India slow to develop Iran port as China sprints ahead at ri

Time: 2016-10-11 13:43
THIRTEEN years after leaders of India, Iran and Afghanistan met in Teheran to have India develop Iran's Port of Chabahar, the harbour stands neglected as the Chinese raced ahead to build Pakistan's Port of Gwadar, 100 kilometres (62 miles) away across the border.
India pledged to inject US$500 million and Chabahar was to rival Gwadar Iran would get a big seaport away from the tense and vulnerable Strait of Hormuz - and kick-start growth in its poor eastern region, as well as Afghanistan with road and rail links to the sea.
But more than a decade on, the strategic asset is languishing, even as China sinks $45 billion into the China Pakistan Economic Corridor that winds down to Gwadar.
"What you're seeing is the problem with many of the Indian commitments abroad," said Sameer Patil, an analyst at Gateway House, a research organization in Mumbai. "Once a prime minister makes that commitment, the parties find it difficult to move the process forward.
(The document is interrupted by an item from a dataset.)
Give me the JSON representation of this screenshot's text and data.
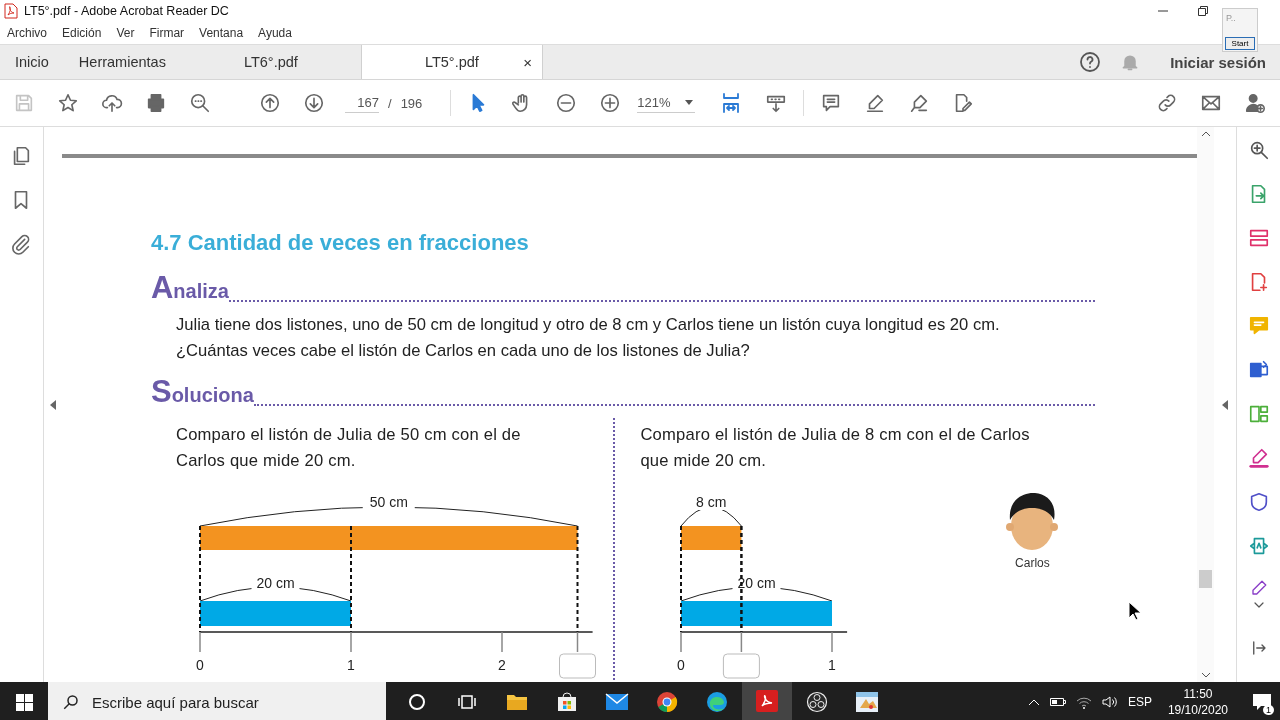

The Indian bureaucracy takes its sweet time," Bloomberg reported.
"They should've given the contract to the Chinese," said Zheng Ke, a 37-year-old businessman from China, speaking in Persian at his supermarket in Chabahar's free trade zone. "They'd get the port done in no time."
Despite the project's importance, Indians and Iranians haggled for two years over who would pay $30 million of excise duties on port equipment imported into Iran, according to Iranian diplomat Hamid Mosadeghi.
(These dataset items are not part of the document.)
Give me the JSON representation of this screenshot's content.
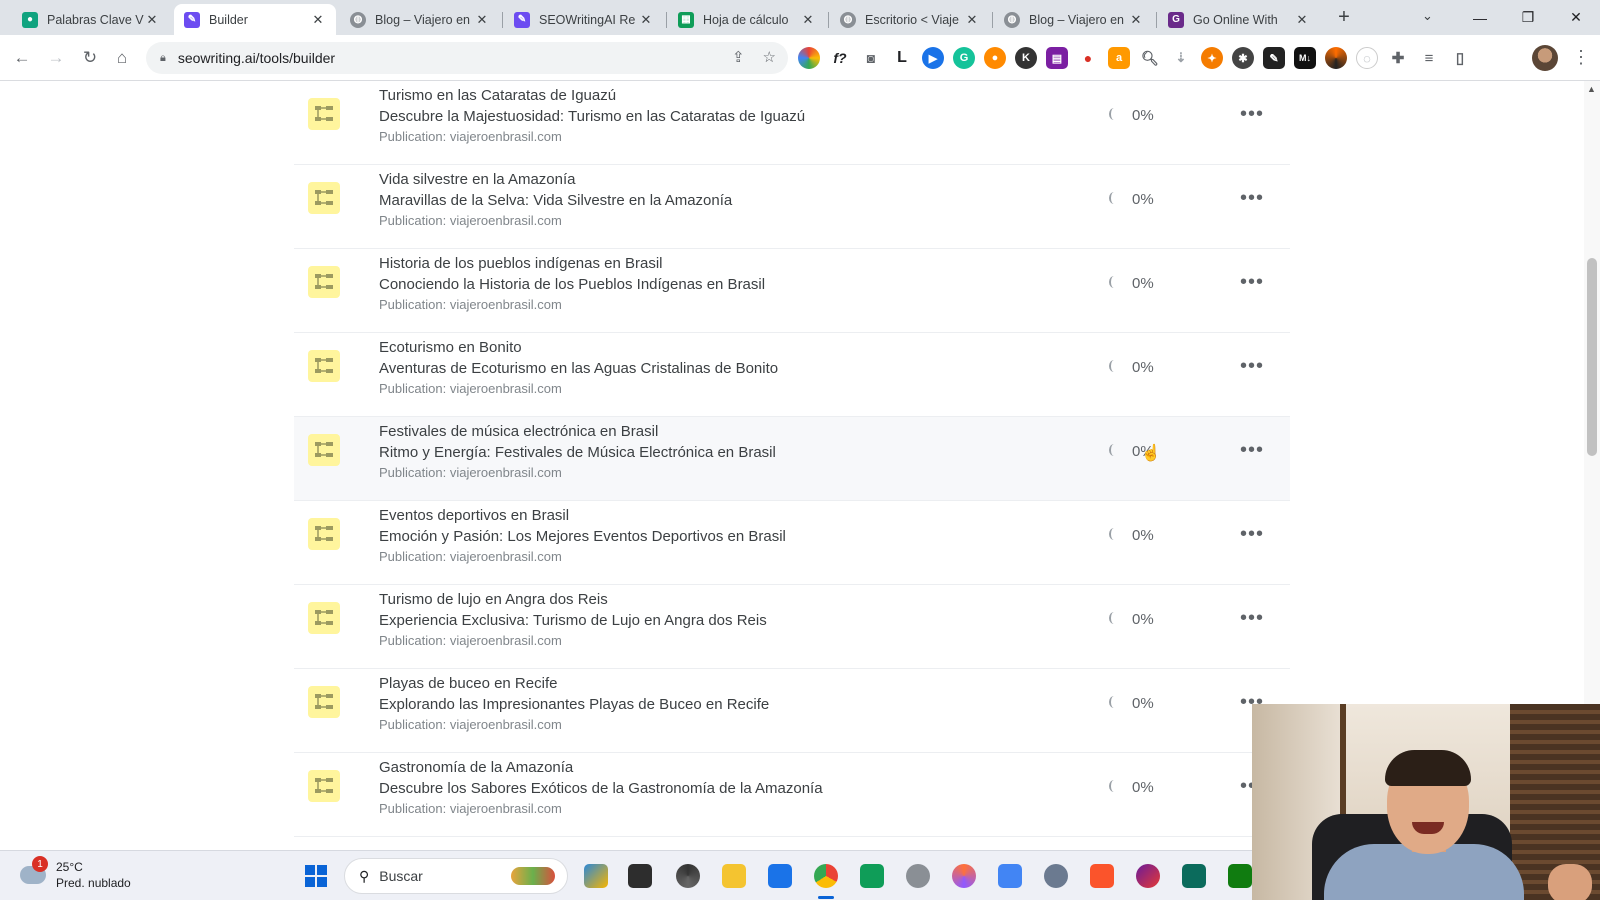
{
  "browser": {
    "tabs": [
      {
        "label": "Palabras Clave V",
        "favicon": "openai-icon",
        "color": "#10a37f"
      },
      {
        "label": "Builder",
        "favicon": "seowriting-icon",
        "color": "#6c4cf1",
        "active": true
      },
      {
        "label": "Blog – Viajero en",
        "favicon": "globe-icon",
        "color": "#5f6368"
      },
      {
        "label": "SEOWritingAI Re",
        "favicon": "seowriting-icon",
        "color": "#6c4cf1"
      },
      {
        "label": "Hoja de cálculo",
        "favicon": "sheets-icon",
        "color": "#0f9d58"
      },
      {
        "label": "Escritorio < Viaje",
        "favicon": "globe-icon",
        "color": "#5f6368"
      },
      {
        "label": "Blog – Viajero en",
        "favicon": "globe-icon",
        "color": "#5f6368"
      },
      {
        "label": "Go Online With",
        "favicon": "godaddy-icon",
        "color": "#6a2a8a"
      }
    ],
    "url": "seowriting.ai/tools/builder"
  },
  "articles": [
    {
      "keyword": "Turismo en las Cataratas de Iguazú",
      "title": "Descubre la Majestuosidad: Turismo en las Cataratas de Iguazú",
      "publication": "Publication: viajeroenbrasil.com",
      "progress": "0%"
    },
    {
      "keyword": "Vida silvestre en la Amazonía",
      "title": "Maravillas de la Selva: Vida Silvestre en la Amazonía",
      "publication": "Publication: viajeroenbrasil.com",
      "progress": "0%"
    },
    {
      "keyword": "Historia de los pueblos indígenas en Brasil",
      "title": "Conociendo la Historia de los Pueblos Indígenas en Brasil",
      "publication": "Publication: viajeroenbrasil.com",
      "progress": "0%"
    },
    {
      "keyword": "Ecoturismo en Bonito",
      "title": "Aventuras de Ecoturismo en las Aguas Cristalinas de Bonito",
      "publication": "Publication: viajeroenbrasil.com",
      "progress": "0%"
    },
    {
      "keyword": "Festivales de música electrónica en Brasil",
      "title": "Ritmo y Energía: Festivales de Música Electrónica en Brasil",
      "publication": "Publication: viajeroenbrasil.com",
      "progress": "0%",
      "hover": true
    },
    {
      "keyword": "Eventos deportivos en Brasil",
      "title": "Emoción y Pasión: Los Mejores Eventos Deportivos en Brasil",
      "publication": "Publication: viajeroenbrasil.com",
      "progress": "0%"
    },
    {
      "keyword": "Turismo de lujo en Angra dos Reis",
      "title": "Experiencia Exclusiva: Turismo de Lujo en Angra dos Reis",
      "publication": "Publication: viajeroenbrasil.com",
      "progress": "0%"
    },
    {
      "keyword": "Playas de buceo en Recife",
      "title": "Explorando las Impresionantes Playas de Buceo en Recife",
      "publication": "Publication: viajeroenbrasil.com",
      "progress": "0%"
    },
    {
      "keyword": "Gastronomía de la Amazonía",
      "title": "Descubre los Sabores Exóticos de la Gastronomía de la Amazonía",
      "publication": "Publication: viajeroenbrasil.com",
      "progress": "0%"
    }
  ],
  "taskbar": {
    "weather_badge": "1",
    "temperature": "25°C",
    "forecast": "Pred. nublado",
    "search_label": "Buscar",
    "apps": [
      "copilot-icon",
      "terminal-icon",
      "chrome-dev-icon",
      "file-explorer-icon",
      "mail-icon",
      "chrome-icon",
      "sheets-app-icon",
      "settings-icon",
      "firefox-icon",
      "docs-icon",
      "gear-icon",
      "brave-icon",
      "headset-icon",
      "terminal2-icon",
      "xbox-icon"
    ]
  },
  "colors": {
    "accent": "#0a64d6",
    "row_icon_bg": "#fff59d",
    "text": "#3c4043"
  }
}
"The slowness comes from these small things," said Mr Mosadeghi, who heads the economic section at Iran's embassy in New Delhi. "Both sides want to expedite this."
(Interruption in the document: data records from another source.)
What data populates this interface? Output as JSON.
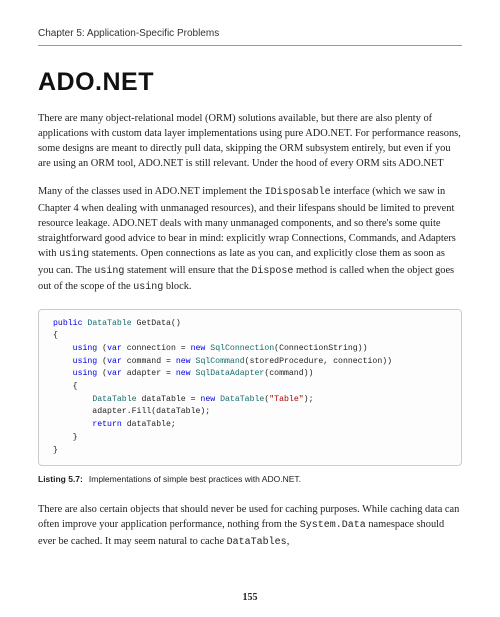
{
  "chapter_header": "Chapter 5: Application-Specific Problems",
  "heading": "ADO.NET",
  "para1_a": "There are many object-relational model (ORM) solutions available, but there are also plenty of applications with custom data layer implementations using pure ADO.NET. For performance reasons, some designs are meant to directly pull data, skipping the ORM subsystem entirely, but even if you are using an ORM tool, ADO.NET is still relevant. Under the hood of every ORM sits ADO.NET",
  "para2_a": "Many of the classes used in ADO.NET implement the ",
  "para2_code1": "IDisposable",
  "para2_b": " interface (which we saw in Chapter 4 when dealing with unmanaged resources), and their lifespans should be limited to prevent resource leakage. ADO.NET deals with many unmanaged components, and so there's some quite straightforward good advice to bear in mind: explicitly wrap Connections, Commands, and Adapters with ",
  "para2_code2": "using",
  "para2_c": " statements. Open connections as late as you can, and explicitly close them as soon as you can. The ",
  "para2_code3": "using",
  "para2_d": " statement will ensure that the ",
  "para2_code4": "Dispose",
  "para2_e": " method is called when the object goes out of the scope of the ",
  "para2_code5": "using",
  "para2_f": " block.",
  "code": {
    "l1a": "public",
    "l1b": "DataTable",
    "l1c": " GetData()",
    "l2": "{",
    "l3a": "    ",
    "l3b": "using",
    "l3c": " (",
    "l3d": "var",
    "l3e": " connection = ",
    "l3f": "new",
    "l3g": " ",
    "l3h": "SqlConnection",
    "l3i": "(ConnectionString))",
    "l4a": "    ",
    "l4b": "using",
    "l4c": " (",
    "l4d": "var",
    "l4e": " command = ",
    "l4f": "new",
    "l4g": " ",
    "l4h": "SqlCommand",
    "l4i": "(storedProcedure, connection))",
    "l5a": "    ",
    "l5b": "using",
    "l5c": " (",
    "l5d": "var",
    "l5e": " adapter = ",
    "l5f": "new",
    "l5g": " ",
    "l5h": "SqlDataAdapter",
    "l5i": "(command))",
    "l6": "    {",
    "l7a": "        ",
    "l7b": "DataTable",
    "l7c": " dataTable = ",
    "l7d": "new",
    "l7e": " ",
    "l7f": "DataTable",
    "l7g": "(",
    "l7h": "\"Table\"",
    "l7i": ");",
    "l8": "        adapter.Fill(dataTable);",
    "l9a": "        ",
    "l9b": "return",
    "l9c": " dataTable;",
    "l10": "    }",
    "l11": "}"
  },
  "listing_label": "Listing 5.7:",
  "listing_text": "Implementations of simple best practices with ADO.NET.",
  "para3_a": "There are also certain objects that should never be used for caching purposes. While caching data can often improve your application performance, nothing from the ",
  "para3_code1": "System.Data",
  "para3_b": " namespace should ever be cached. It may seem natural to cache ",
  "para3_code2": "DataTables",
  "para3_c": ",",
  "page_number": "155"
}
Chabahar could be a linchpin for the region's economy. It's close to the western Indian ports of Kandla, Mundra and Mumbai and could help India's farmers get cheaper access to fertilizers and other commodities from central Asia and beyond.
"We are dependent substantially on urea, ammonia and fertilizers, and given Chabahar's geographic proximity, the transport costs are negligible," India's ambassador to Iran, Saurabh Kumar, said in an interview in Tehran.
Chabahar is also crucial for land-locked Afghanistan. The deal includes a north-south railroad that could help the country exploit an estimated $1 trillion of untapped mineral wealth and reduce its reliance on aid.
India will invest $85 million in equipment and lend $150 million for the first phase, which includes two terminals and five jetties, according to Mr Kumar. Transport ministers from Iran, India and Afghanistan met last week in New Delhi to assess progress.